David Cronenberg’s screenplays give the overwhelming impression of intelligent dialogue between interesting people with driving obsessions, and their smarts let them keep a practical, analytical distance from the perverse things that fascinate them.

The Canadian director’s last film, 2022’s “Crimes of the Future,” made a meal out of the playful academic jousting in which Viggo Mortensen and Léa Seydoux engaged when they weren’t performing surgery on one another. But while that movie dealt with abstract concerns and lived in its own bio-futurist bubble, Cronenberg’s new movie “The Shrouds” is about something real: the death of his wife of 43 years in 2017.

Vincent Cassel plays a businessman named Karsh with a shock of frosty white hair a lot like Cronenberg’s own. The director says the resemblance is coincidental, but the way the recent loss of Karsh’s wife Becca (Diane Kruger) mirrors that of Cronenberg’s is most certainly not. “The Shrouds” is candid about what cancer does to the body in ways more conventional Oscar weepers rarely match.

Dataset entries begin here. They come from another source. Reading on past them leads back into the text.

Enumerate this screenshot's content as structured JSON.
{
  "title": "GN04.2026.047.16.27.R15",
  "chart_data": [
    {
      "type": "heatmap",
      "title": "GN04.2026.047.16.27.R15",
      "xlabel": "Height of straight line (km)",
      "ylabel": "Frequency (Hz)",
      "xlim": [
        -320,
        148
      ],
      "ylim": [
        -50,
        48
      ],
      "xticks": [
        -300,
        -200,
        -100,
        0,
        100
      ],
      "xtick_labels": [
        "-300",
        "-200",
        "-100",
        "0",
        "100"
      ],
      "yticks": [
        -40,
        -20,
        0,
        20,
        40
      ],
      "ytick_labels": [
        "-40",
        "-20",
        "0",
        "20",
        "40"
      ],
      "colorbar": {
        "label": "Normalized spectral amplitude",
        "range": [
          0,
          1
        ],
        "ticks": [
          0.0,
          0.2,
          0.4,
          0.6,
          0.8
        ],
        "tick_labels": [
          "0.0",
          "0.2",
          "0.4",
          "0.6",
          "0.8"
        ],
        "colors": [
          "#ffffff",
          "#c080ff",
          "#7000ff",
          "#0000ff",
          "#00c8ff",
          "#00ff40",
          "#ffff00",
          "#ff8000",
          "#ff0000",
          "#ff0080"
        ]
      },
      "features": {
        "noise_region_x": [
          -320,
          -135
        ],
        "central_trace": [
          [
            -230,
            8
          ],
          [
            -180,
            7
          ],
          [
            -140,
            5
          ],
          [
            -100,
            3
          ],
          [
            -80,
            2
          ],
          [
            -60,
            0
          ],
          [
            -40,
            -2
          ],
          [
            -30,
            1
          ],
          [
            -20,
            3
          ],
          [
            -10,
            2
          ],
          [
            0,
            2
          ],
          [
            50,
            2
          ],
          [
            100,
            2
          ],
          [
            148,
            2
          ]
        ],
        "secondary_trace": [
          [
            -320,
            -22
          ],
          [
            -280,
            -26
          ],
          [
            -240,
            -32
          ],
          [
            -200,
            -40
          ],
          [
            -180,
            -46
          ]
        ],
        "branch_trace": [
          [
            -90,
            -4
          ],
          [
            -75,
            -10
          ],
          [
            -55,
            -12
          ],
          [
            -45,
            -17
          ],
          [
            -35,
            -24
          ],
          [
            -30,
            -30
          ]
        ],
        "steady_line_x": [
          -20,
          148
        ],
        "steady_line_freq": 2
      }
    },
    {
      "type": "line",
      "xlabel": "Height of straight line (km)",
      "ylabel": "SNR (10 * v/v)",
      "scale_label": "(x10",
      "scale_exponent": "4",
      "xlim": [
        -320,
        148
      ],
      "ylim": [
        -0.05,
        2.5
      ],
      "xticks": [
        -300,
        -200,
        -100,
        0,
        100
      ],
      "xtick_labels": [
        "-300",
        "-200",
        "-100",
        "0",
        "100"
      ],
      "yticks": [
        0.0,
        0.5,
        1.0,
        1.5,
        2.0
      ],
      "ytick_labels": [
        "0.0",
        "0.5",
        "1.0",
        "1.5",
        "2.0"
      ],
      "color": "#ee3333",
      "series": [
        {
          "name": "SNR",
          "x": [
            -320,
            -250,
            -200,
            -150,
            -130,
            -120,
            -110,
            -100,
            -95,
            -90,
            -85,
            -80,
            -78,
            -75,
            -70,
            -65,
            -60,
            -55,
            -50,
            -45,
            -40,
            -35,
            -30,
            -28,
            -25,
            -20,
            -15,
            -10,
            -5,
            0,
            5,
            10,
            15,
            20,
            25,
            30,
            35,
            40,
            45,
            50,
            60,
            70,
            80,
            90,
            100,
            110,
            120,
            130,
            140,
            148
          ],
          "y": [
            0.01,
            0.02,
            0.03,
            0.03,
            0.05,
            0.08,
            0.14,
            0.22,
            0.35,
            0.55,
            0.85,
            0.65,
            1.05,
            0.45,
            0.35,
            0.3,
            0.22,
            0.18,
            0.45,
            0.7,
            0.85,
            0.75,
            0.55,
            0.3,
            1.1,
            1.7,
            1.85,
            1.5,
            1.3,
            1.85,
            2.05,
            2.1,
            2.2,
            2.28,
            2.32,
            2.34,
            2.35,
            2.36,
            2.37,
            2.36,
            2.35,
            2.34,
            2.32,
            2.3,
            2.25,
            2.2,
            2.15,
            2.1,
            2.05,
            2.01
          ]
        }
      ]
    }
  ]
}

Alternating between cool candor and anguish in his dialogue, slipping in and out of pained dream scenes, Karsh remains stubbornly devoted to his wife’s memory and invents an icky technology to keep her company from the other side of the grave. The details of this technology tilt the film toward body horror, a term first coined to describe Cronenberg’s work, but “The Shrouds” plays more like an indie drama than anything else.

Intrigue develops as shadowy geopolitical forces compete to get their hands on Karsh’s inventions. The details of the conspiracy are transcendentally irrelevant, and characters have a habit of seeming to explain the whole thing to the suspicious and foxy-eyed Karsh, who usually doesn’t believe a word of it.

Viewers weaned on tidier and more linear movies might take issue with how much conspiratorial clutter Cronenberg tacks onto the human plot, but he succeeds in creating a sense of general unease about foreign intervention and mass surveillance in a world connected to the internet. This is a defining movie about mourning, but it’ll also go down as a document of the distinct brand of paranoia that’s developed as this beleaguered century straggles to the quarter mark.

Besides, like the convoluted plots of so many noir films and spy thrillers, the conspiracy functions chiefly as a clothesline on which Cronenberg can hang the film’s emotional concerns. Some of these are rarely examined in film — Karsh’s sexual jealousy of the doctor operating on his wife, for instance, or the ruthless realism with which we see Becca’s body deteriorate.

There are other curious undercurrents. There is a vague unwholesomeness about dogs. A running joke involves the way Karsh’s morbid interests excite women. There’s the matter of Karsh’s Jewishness, emphasized in slow pans over the headstone where he hopes to one day join his wife in death, as well as in a dinner scene that celebrates Canada’s bounty of great kosher delicatessens.

The biggest surprise is how funny the movie is — laugh-out-loud funny, not just the kind where you smile to yourself because you get it. Despite the arch sheen, the movie isn’t afraid to exploit comedic chestnuts about fetishes, miscalculated dates and people who say the wrong thing at the wrong time. Some of the plot twists are so cockamamie they’re humorous in themselves, especially toward the end.

Movie snobs like to get prissy about people laughing at inappropriate times in theaters, but the correct response to “The Shrouds” is to laugh and then quickly have the laughter sucked out of your lungs as Cronenberg follows the rabbit holes of Karsh’s grief to deeper and more disturbing places. This is dark, dark comedy, but comedy nonetheless.

At 82, Cronenberg is in something like the full flower of his style. “Crimes of the Future” felt like a breakthrough even this deep into his career, combining the stately pace of dramas like “A Dangerous Method” and “Cosmopolis” with the biopunk nastiness of “The Fly” and “eXistenZ.” “The Shrouds” uses the same style in service of something much more real — too real for some, undoubtedly, but it’s some of the most essential and vital cinema of the year.